Bitcoin’s recent climb above $70,000 and its test of the $76,000 resistance zone are being driven by a measurable shift in spot market demand. After a brutal February that saw massive sell-side pressure, exchange-level data confirms that aggressive buyers have returned to the order books, effectively flipping the 30-day net volume delta from deep negative territory back into the green.
Why are Bitcoin spot markets showing renewed strength?
The primary driver behind the current price action is a fundamental shift in exchange-based liquidity. While February was defined by a flight to safety and institutional liquidations, current on-chain metrics from CryptoQuant indicate that the selling exhaustion has finally hit a floor.
In February, the 30-day moving average of the Spot Net Volume Delta—the difference between buy and sell orders—was heavily skewed toward distribution. On Binance, this metric plummeted to approximately -$145 million, while Coinbase saw outflows of -$88 million. Today, those figures have pivoted to +$21 million and +$14 million, respectively. This isn't just a price bounce; it’s a structural change in how participants are interacting with spot liquidity.
| Exchange | Feb 30-Day Delta (USD) | Current 30-Day Delta (USD) | Trend |
|---|---|---|---|
| Binance | -$145 Million | +$21 Million | Bullish Flip |
| Coinbase | -$88 Million | +$14 Million | Bullish Flip |
Is the $76K resistance level the final hurdle?
Technically, Bitcoin is navigating a critical liquidity cluster. Having reclaimed the $70,000 floor, the asset is now pressing against the 100-week moving average. This level has historically served as a psychological pivot point for traders.
While the market is showing resilience, Bitcoinist notes that liquidity remains thin. A failure to consolidate above the $74,000–$76,000 range could trigger a retest of lower support levels. However, as Ethereum leverage hits 0.69 following recent market-wide liquidations, traders are becoming increasingly cautious about over-leveraging, which often leads to healthier, spot-driven price discovery.
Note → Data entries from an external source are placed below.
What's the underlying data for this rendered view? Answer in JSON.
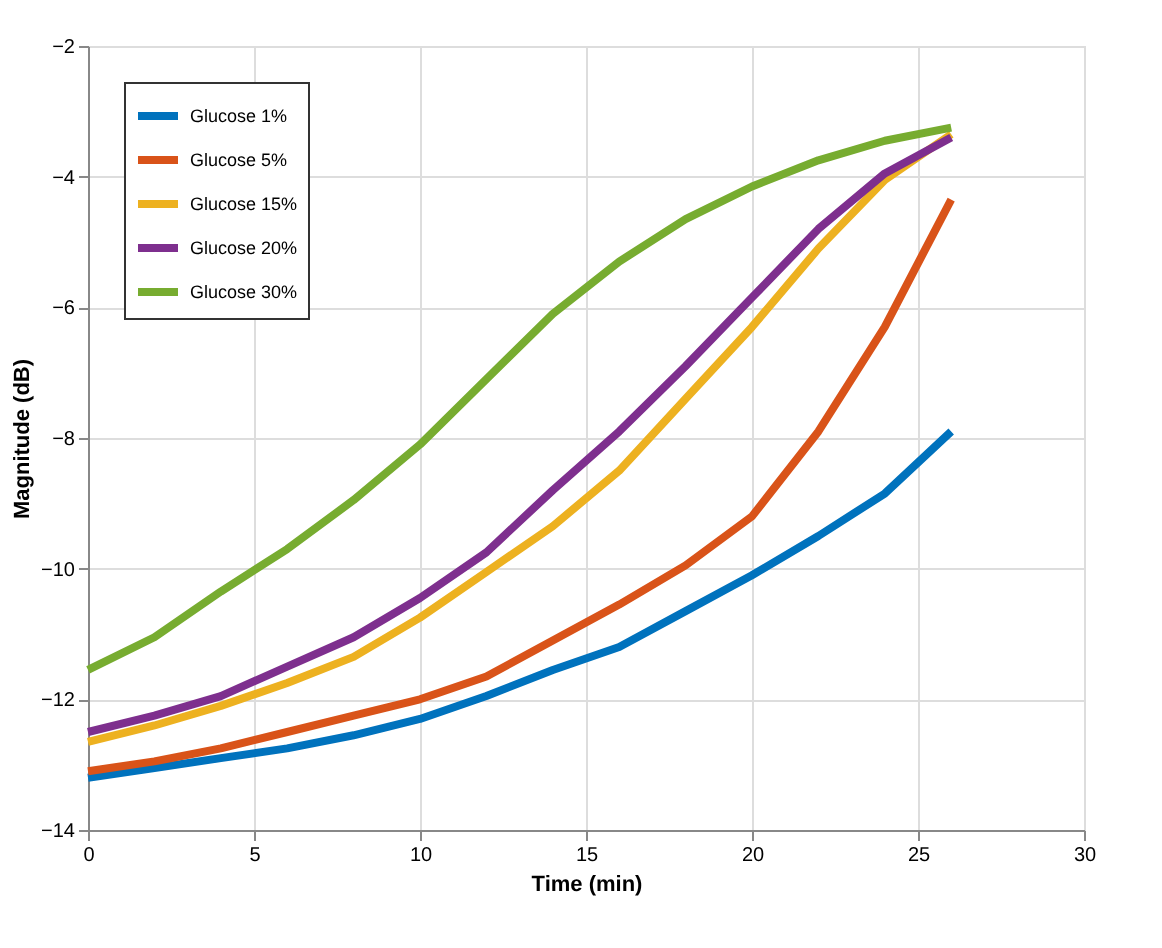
{
  "chart_data": {
    "type": "line",
    "xlabel": "Time (min)",
    "ylabel": "Magnitude (dB)",
    "x": [
      0,
      2,
      4,
      6,
      8,
      10,
      12,
      14,
      16,
      18,
      20,
      22,
      24,
      26
    ],
    "series": [
      {
        "name": "Glucose 1%",
        "color": "#0072bd",
        "values": [
          -13.2,
          -13.05,
          -12.9,
          -12.75,
          -12.55,
          -12.3,
          -11.95,
          -11.55,
          -11.2,
          -10.65,
          -10.1,
          -9.5,
          -8.85,
          -7.9
        ]
      },
      {
        "name": "Glucose 5%",
        "color": "#d95319",
        "values": [
          -13.1,
          -12.95,
          -12.75,
          -12.5,
          -12.25,
          -12.0,
          -11.65,
          -11.1,
          -10.55,
          -9.95,
          -9.2,
          -7.9,
          -6.3,
          -4.35
        ]
      },
      {
        "name": "Glucose 15%",
        "color": "#edb120",
        "values": [
          -12.65,
          -12.4,
          -12.1,
          -11.75,
          -11.35,
          -10.75,
          -10.05,
          -9.35,
          -8.5,
          -7.4,
          -6.3,
          -5.1,
          -4.05,
          -3.35
        ]
      },
      {
        "name": "Glucose 20%",
        "color": "#7e2f8e",
        "values": [
          -12.5,
          -12.25,
          -11.95,
          -11.5,
          -11.05,
          -10.45,
          -9.75,
          -8.8,
          -7.9,
          -6.9,
          -5.85,
          -4.8,
          -3.95,
          -3.4
        ]
      },
      {
        "name": "Glucose 30%",
        "color": "#77ac30",
        "values": [
          -11.55,
          -11.05,
          -10.35,
          -9.7,
          -8.95,
          -8.1,
          -7.1,
          -6.1,
          -5.3,
          -4.65,
          -4.15,
          -3.75,
          -3.45,
          -3.25
        ]
      }
    ],
    "xlim": [
      0,
      30
    ],
    "xticks": [
      0,
      5,
      10,
      15,
      20,
      25,
      30
    ],
    "ylim": [
      -14,
      -2
    ],
    "yticks": [
      -14,
      -12,
      -10,
      -8,
      -6,
      -4,
      -2
    ],
    "grid": true,
    "legend": "top left",
    "marker": "none",
    "line_style": "solid"
  }
}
It is also worth noting that Bitcoin’s resilience is occurring despite a 99% probability that the Federal Reserve will hold interest rates steady at the upcoming FOMC meeting. Investors are currently prioritizing the Fed’s forward guidance, specifically looking for any shift in rhetoric regarding potential future hikes. For more on how institutional treasury models are adapting to this environment, see our report on how the Bitcoin treasury model is evolving.
Frequently Asked Questions
1. What is the Spot Net Volume Delta? It is an on-chain indicator that measures the difference between aggressive buy and sell orders in the spot market. A positive value indicates that buyers are more aggressive than sellers.
2. Is the current Bitcoin rally sustainable? While the shift from negative to positive net volume is a strong signal, analysts emphasize that liquidity remains thin. Sustained volume is required to confirm a breakout above $76,000.
3. How does this compare to the February selloff? February was characterized by intense institutional and retail selling pressure, as evidenced by the deep negative delta readings. The current recovery suggests that the selling pressure has been fully absorbed by new market entrants.
Market Signal
Bitcoin has successfully reclaimed the $70,000 support, with spot demand finally outpacing supply on major exchanges. Watch for a confirmed daily close above $76,000 to signal a move toward the next liquidity cluster at $85,000; failure to hold the current range may result in consolidation between $70K and $76K.